Clicking my way through the dial after discovering nothing on 13 or 21, I stumbled on a City Hall hearing about exempting builders from real estate tax for 10 or 25 years if they build 20 % affordable apartments.

The collective conclusion was the law that is up for renewal June 15 should be dropped. According to David Jones, CEO of Community Service, the program costs the city a billion in lost revenue, but killing 421-a would mean the Department of Housing could help 100,000 poor families—many more than the 33,000 it currently supplies with vouchers.

Jones is dead against the continuation of 421-a—which he explains was started back in 1971 when construction had collapsed. By 1980, building had rallied, but real estate lobbies convinced legislators to keep the generous laws. A good law for one decade can occasion inequity in the next.
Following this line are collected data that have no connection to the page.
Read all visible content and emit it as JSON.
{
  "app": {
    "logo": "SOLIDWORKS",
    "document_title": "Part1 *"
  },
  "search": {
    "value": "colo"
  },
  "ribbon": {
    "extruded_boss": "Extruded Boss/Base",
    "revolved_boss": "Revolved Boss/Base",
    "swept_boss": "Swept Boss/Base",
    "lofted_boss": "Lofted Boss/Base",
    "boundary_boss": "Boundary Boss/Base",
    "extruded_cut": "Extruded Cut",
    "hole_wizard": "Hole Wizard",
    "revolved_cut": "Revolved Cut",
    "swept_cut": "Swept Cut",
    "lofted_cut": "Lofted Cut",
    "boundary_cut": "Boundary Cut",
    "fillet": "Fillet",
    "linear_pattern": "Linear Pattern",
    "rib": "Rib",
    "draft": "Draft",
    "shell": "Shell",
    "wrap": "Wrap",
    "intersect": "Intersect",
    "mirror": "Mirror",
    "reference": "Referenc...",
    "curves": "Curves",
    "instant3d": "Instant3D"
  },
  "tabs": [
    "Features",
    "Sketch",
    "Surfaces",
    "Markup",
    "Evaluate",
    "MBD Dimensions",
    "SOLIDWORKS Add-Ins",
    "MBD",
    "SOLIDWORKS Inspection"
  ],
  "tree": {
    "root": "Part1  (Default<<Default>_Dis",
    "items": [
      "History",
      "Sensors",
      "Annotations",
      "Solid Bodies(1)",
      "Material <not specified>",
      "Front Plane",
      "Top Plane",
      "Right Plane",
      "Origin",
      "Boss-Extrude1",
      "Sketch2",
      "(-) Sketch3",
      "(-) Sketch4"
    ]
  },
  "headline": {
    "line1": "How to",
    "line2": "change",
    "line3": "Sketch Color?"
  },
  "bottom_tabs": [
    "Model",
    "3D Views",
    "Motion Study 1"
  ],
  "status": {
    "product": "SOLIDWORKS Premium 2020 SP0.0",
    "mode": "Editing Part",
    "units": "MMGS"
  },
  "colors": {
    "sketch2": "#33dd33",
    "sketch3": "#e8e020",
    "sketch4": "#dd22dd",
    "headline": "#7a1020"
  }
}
Recently, I also learned of another arcane regulation evolving from the law that was originally designed to prevent rent gouging of returning GI s. Just as the 421-a law outgrew its original purpose and became a windfall profit machine for builders, rent control and rent stabilization has frozen an aging population in place and has prevented the next generation of young West Villagers from moving in.

It is this group of bright, self-competent college grads and future leaders that I think is being ignored. They make the city great, but the exploding rents are pushing them further out into Brooklyn and beyond—or maybe not even in New York at all.

Recently, Queens Assemblyman Andrew Hevesi offered that city homelessness is accelerating as never before—the numbers are the worst since the Great Depression. Of the present 60,000 city homeless, 25,000 are children, and the numbers are growing at an alarming 20% per year. He calls it a pending disaster.

Right now we spend $1 billion taxpayer dollars via the Department of Homeless Services and “millions of additional dollars by other city and Federal agencies” to house and feed the homeless.

This leads me to ask the question, who really needs to live in New York?

If you are in your 80’s and long for the sun, should you have to stay in the West Village because you have a $500 a month rent controlled apartment? What if you could have a better $500 apartment in Florida?

If we have to spend a billion in tax dollars to house and feed 60,000 or more homeless people a year, why feed and house them in incredibly expensive New York?

We could build and house retirees in Florida for far less, and build communities in up-state New York to house the homeless, with special schools for the 25,000 homeless children.

I propose creating satellite communities in other geographical areas—like Staten Island Park City or Winter Park Florida. We could offer rent-controlled, affordable rates in these satellite communities to draw away people who are staying here because they are stuck.

If the city taxed the jump in rental prices (not simply basing the tax on the real estate value but instead on the increased rental income) as apartments were decontrolled, it could cash in on the trillion dollar real estate boom. And thousands of rent-regulated apartments would become available to find new, lower market rates.

We do not need nor do we want higher and higher buildings, nor denser and denser concentrations of them. We need a city that can accept and provide affordable apartments to the young, bright and courageous.